O novo filme de Stephen Frears, projecto em que o cineasta embarcou já o barco estava em andamento (confessou-o quando Filomena foi exibido no Festival de Veneza), é baseado na história verídica de uma mulher irlandesa a quem a Igreja Católica, nos anos 1950, tirou o filho ilegítimo para o vender para adopção; cinco décadas depois, com a ajuda de um jornalista, Philomena Lee, é esse o seu nome, continua a procurá-lo.
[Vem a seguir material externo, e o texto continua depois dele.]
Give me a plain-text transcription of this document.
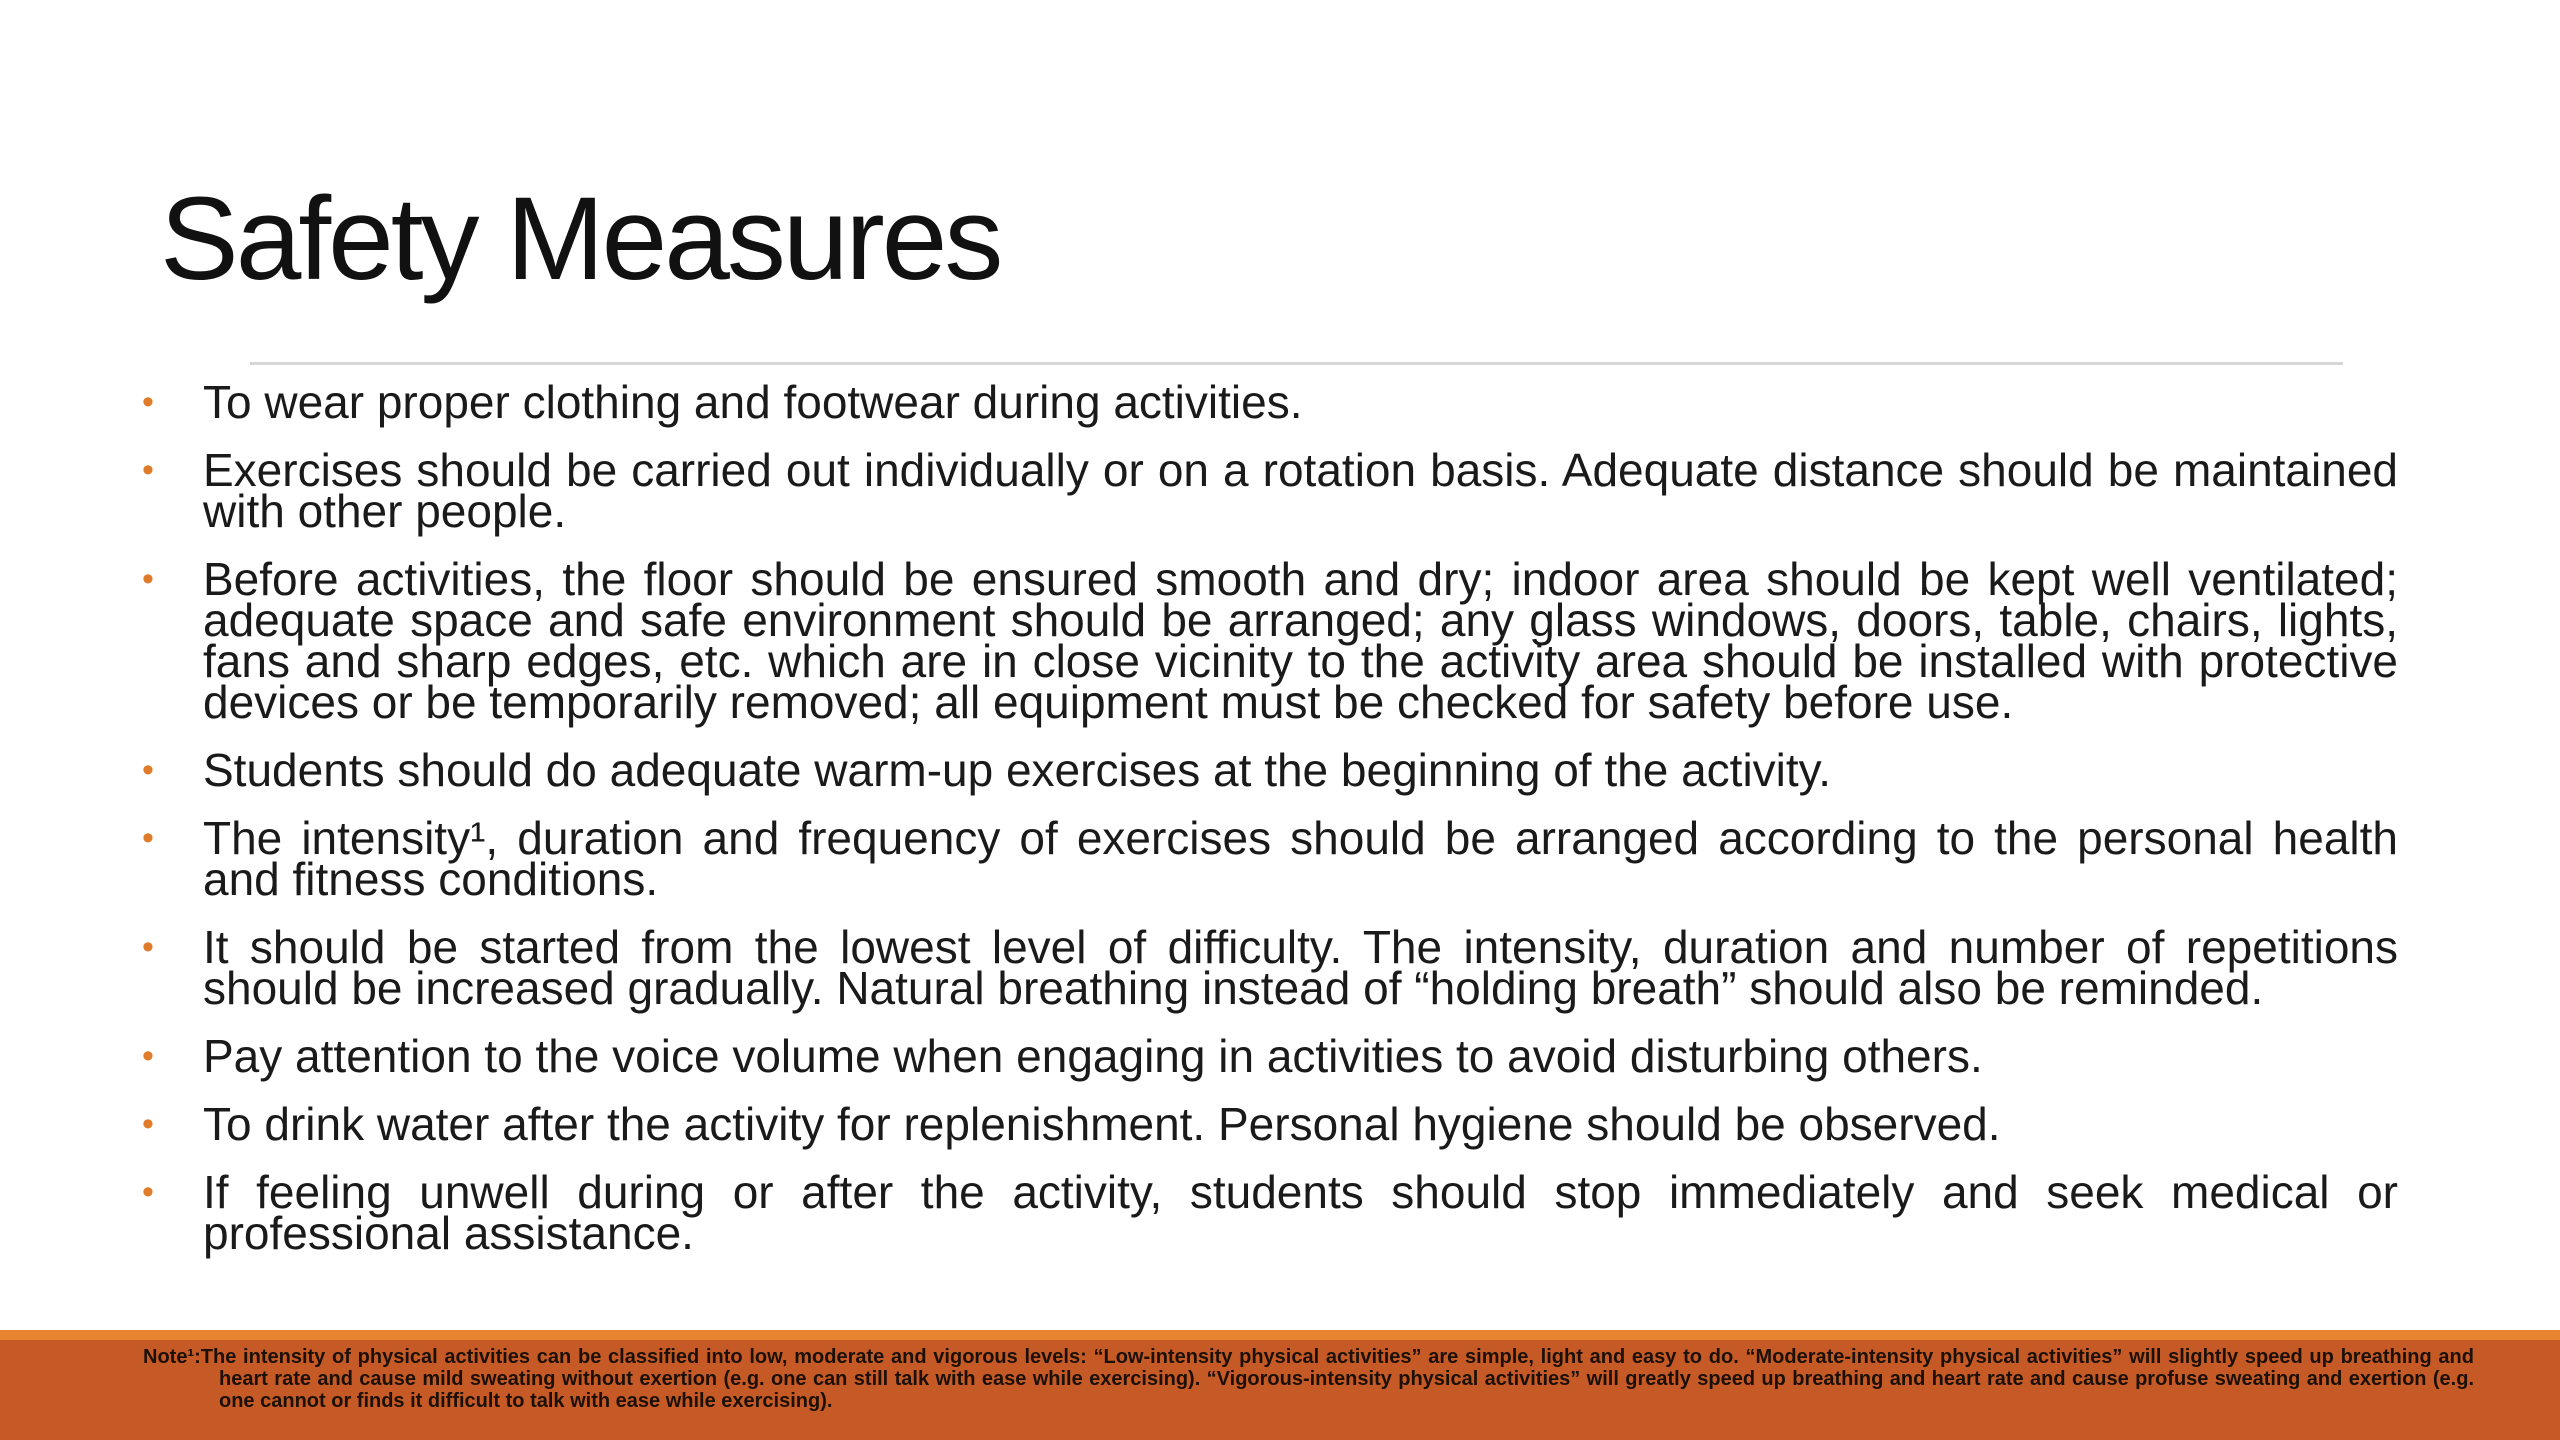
Safety Measures
• To wear proper clothing and footwear during activities.
• Exercises should be carried out individually or on a rotation basis. Adequate distance should be maintained with other people.
• Before activities, the floor should be ensured smooth and dry; indoor area should be kept well ventilated; adequate space and safe environment should be arranged; any glass windows, doors, table, chairs, lights, fans and sharp edges, etc. which are in close vicinity to the activity area should be installed with protective devices or be temporarily removed; all equipment must be checked for safety before use.
• Students should do adequate warm-up exercises at the beginning of the activity.
• The intensity¹, duration and frequency of exercises should be arranged according to the personal health and fitness conditions.
• It should be started from the lowest level of difficulty. The intensity, duration and number of repetitions should be increased gradually. Natural breathing instead of “holding breath” should also be reminded.
• Pay attention to the voice volume when engaging in activities to avoid disturbing others.
• To drink water after the activity for replenishment. Personal hygiene should be observed.
• If feeling unwell during or after the activity, students should stop immediately and seek medical or professional assistance.

Note¹:The intensity of physical activities can be classified into low, moderate and vigorous levels: “Low-intensity physical activities” are simple, light and easy to do. “Moderate-intensity physical activities” will slightly speed up breathing and heart rate and cause mild sweating without exertion (e.g. one can still talk with ease while exercising). “Vigorous-intensity physical activities” will greatly speed up breathing and heart rate and cause profuse sweating and exertion (e.g. one cannot or finds it difficult to talk with ease while exercising).
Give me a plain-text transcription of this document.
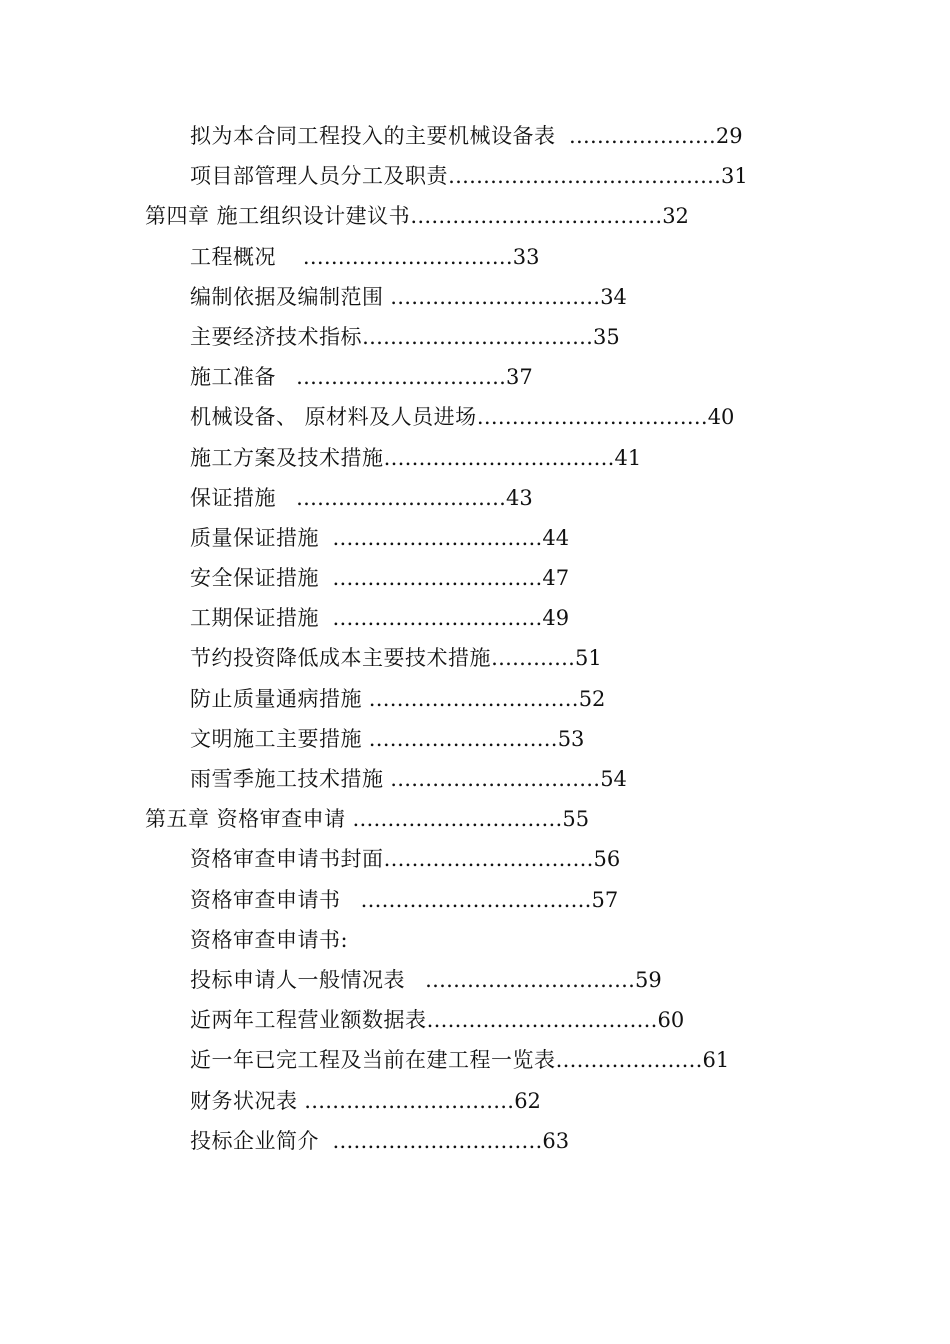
拟为本合同工程投入的主要机械设备表  …………………29
项目部管理人员分工及职责…………………………………31
第四章 施工组织设计建议书………………………………32
工程概况    …………………………33
编制依据及编制范围 …………………………34
主要经济技术指标……………………………35
施工准备   …………………………37
机械设备、 原材料及人员进场……………………………40
施工方案及技术措施……………………………41
保证措施   …………………………43
质量保证措施  …………………………44
安全保证措施  …………………………47
工期保证措施  …………………………49
节约投资降低成本主要技术措施…………51
防止质量通病措施 …………………………52
文明施工主要措施 ………………………53
雨雪季施工技术措施 …………………………54
第五章 资格审查申请 …………………………55
资格审查申请书封面…………………………56
资格审查申请书   ……………………………57
资格审查申请书:
投标申请人一般情况表   …………………………59
近两年工程营业额数据表……………………………60
近一年已完工程及当前在建工程一览表…………………61
财务状况表 …………………………62
投标企业简介  …………………………63
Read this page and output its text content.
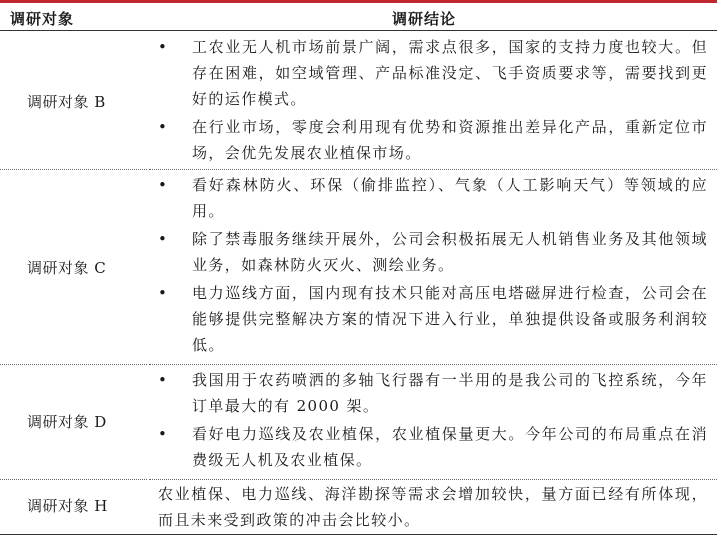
调研对象	调研结论
调研对象 B
• 工农业无人机市场前景广阔，需求点很多，国家的支持力度也较大。但存在困难，如空域管理、产品标准没定、飞手资质要求等，需要找到更好的运作模式。
• 在行业市场，零度会利用现有优势和资源推出差异化产品，重新定位市场，会优先发展农业植保市场。
调研对象 C
• 看好森林防火、环保（偷排监控）、气象（人工影响天气）等领域的应用。
• 除了禁毒服务继续开展外，公司会积极拓展无人机销售业务及其他领域业务，如森林防火灭火、测绘业务。
• 电力巡线方面，国内现有技术只能对高压电塔磁屏进行检查，公司会在能够提供完整解决方案的情况下进入行业，单独提供设备或服务利润较低。
调研对象 D
• 我国用于农药喷洒的多轴飞行器有一半用的是我公司的飞控系统，今年订单最大的有 2000 架。
• 看好电力巡线及农业植保，农业植保量更大。今年公司的布局重点在消费级无人机及农业植保。
调研对象 H
农业植保、电力巡线、海洋勘探等需求会增加较快，量方面已经有所体现，而且未来受到政策的冲击会比较小。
Eis Judi Dench e eis Steve Coogan. Que o filme seja baseado em “história verídica” - aquela informação que não raras vezes aparece como caução nos genéricos iniciais dos filmes, forma de, com luva branca, fazer do espectador refém - é aqui tornado indiferente por uma dinâmica que tem algo de implacável. Quer dizer: à “história real”, a máquina de argumento de Frears & Ca. - eis Steve Coogan e eis Jeff Pope, trabalhando a partir do livro The Lost Child of Philomena Lee que o jornalista Martin Sixsmith escreveu - impõe um calculismo eficaz, coisa razoavelmente feroz. Filomena e Martin são então menos figuras “da realidade” do que construções do género buddy movie - por isso até é estranho ver a verdadeira Philomena Lee andar em promoção com o filme, porque é como se não coubesse lá, como se o seu nome e a sua identidade já não lhe pertencessem e ela fosse uma estranha. Filomena é um filme sobre este “casal” improvável: um jornalista cínico, que não acredita em “histórias de interesse humano” (Coogan), e uma mulher (Dench) que se mantém fiel à sua crença - e a sua crença é acreditar. O argumento trabalha com precisão de relojoaria esse confronto, esse equilíbrio, o timing da comédia, a espessura drama, doseando-os de forma científica. É isso que comanda a duração de cada plano, e isso sobrepõe-se à história. Tal como não sobra espaço para as personagens existirem: só os actores cabem no filme, eles e a consciência do jogo - estão menos a representar personagens e uma história em concreto do que a servirem uma mecânica, um género.
Chapeau! para a eficácia! Mas há algo aqui da ordem da ausência, um princípio de impessoalidade. Talvez Frears, à partida mais perto do cinismo do jornalista que despreza as “histórias de interesse humano”, precisasse dessa protecção para se abeirar do material. Mas assim desvia para o espectador o dilema da crença.